Programme

© UNESCO/Aline Henchoz
Clock-makers at their workbench, Switzerland

Skills development through technical and vocational education and training (TVET) for the world of work:

Demand for quality and relevant skills development for the world of work is increasing in UNESCO’s Member States. The Organization implements the Strategy for Technical and Vocational Education and Training (TVET) by focusing its action on three core areas: providing policy advice; facilitating conceptual clarification and the comparability of data; and serving as a clearinghouse and informing the global debate.
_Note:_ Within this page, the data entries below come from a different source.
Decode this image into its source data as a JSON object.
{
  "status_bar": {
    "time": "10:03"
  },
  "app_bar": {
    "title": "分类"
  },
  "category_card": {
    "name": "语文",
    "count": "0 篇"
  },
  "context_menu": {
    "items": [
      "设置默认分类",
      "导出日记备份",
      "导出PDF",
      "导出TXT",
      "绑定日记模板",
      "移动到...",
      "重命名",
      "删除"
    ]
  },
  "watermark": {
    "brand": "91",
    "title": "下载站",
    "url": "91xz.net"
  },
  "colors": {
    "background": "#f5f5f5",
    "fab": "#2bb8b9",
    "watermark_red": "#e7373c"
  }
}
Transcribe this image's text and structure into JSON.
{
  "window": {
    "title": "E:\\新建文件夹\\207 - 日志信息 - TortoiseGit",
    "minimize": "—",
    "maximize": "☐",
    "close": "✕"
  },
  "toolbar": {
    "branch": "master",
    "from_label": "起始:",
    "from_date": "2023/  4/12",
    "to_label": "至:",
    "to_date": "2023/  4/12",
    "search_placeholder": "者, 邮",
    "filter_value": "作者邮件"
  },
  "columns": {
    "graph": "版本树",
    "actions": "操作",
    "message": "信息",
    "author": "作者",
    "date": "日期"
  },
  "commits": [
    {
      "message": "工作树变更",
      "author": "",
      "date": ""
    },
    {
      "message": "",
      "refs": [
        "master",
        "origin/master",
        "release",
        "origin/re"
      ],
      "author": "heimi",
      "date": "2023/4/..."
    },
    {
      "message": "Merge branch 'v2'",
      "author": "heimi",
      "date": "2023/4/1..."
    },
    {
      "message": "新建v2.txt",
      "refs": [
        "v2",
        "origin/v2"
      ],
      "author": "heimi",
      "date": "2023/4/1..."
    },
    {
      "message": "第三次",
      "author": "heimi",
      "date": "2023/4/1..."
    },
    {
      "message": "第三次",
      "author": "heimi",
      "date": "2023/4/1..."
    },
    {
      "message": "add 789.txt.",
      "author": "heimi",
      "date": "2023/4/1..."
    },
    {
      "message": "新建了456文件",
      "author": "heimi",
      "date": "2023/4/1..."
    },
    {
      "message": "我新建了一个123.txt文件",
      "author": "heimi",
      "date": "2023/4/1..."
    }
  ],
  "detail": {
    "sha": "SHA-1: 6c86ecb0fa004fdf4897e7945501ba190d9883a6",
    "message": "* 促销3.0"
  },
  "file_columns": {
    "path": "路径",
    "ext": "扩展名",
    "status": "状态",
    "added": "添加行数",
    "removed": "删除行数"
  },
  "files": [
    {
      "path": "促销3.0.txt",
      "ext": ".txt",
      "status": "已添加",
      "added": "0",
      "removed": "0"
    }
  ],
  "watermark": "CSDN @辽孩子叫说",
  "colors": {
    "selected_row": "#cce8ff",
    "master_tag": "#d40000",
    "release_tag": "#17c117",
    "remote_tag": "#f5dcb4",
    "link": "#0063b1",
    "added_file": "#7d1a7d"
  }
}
UNESCO responds to Member States’ requests for policy guidance by strengthening their capacities to develop evidence-based policies, including through the use of existing analytical tools (such as the policy review framework). It is also supporting the introduction of frameworks to improve monitoring and evaluation of the quality and relevance of TVET systems, paying particular attention to how they can stimulate entrepreneurship and multi-stakeholder partnerships, as well as national qualifications systems. UNESCO’s work in this area emphasizes the need to ensure coherence between TVET and education policies, the labour market and socio-economic needs, and promote TVET systems and policies based on principles of inclusion and social cohesion, gender equality and sustainability. In this context, the UNESCO-UNEVOC International Centre plays an important role in delivering capacity building and support; its specialized network is being reinforced and further operationalized.

UNESCO builds on its collaboration with other international and regional agencies, such as the International Labour Organization, World Bank, Organisation for Economic Co-operation and Development, and the European Training Foundation. Through the Interagency Platform on TVET established in 2009, it aims to improve comparability of data by further developing a shared conceptual framework – thus enabling global debates and initiatives such as the Group of 20 (G-20) meetings to be better informed.  Skills for entrepreneurship and sustainable development are also priority areas. The findings of a review on normative instruments in the field of TVET will also be used to develop a new approach to the monitoring of the Convention (1989) and Revised Recommendation on Technical and Vocational Education (2001).

UNESCO strengthens its clearinghouse function and informs the global debate through leading the follow-up of the 2012 Third International Congress on TVET. The outcomes of the Congress, together with the findings of the forthcoming UNESCO Report on TVET and the 2012 EFA Global Monitoring Report, are being used to carry out the mid-term monitoring and review of the UNESCO TVET Strategy. The UNESCO-UNEVOC International Centre is developing cutting-edge resources on TVET, including an online world database on TVET. These actions are part of a global partnership involving national and regional centres of excellence in TVET, and build on the momentum generated by the Congress and the partnerships forged there.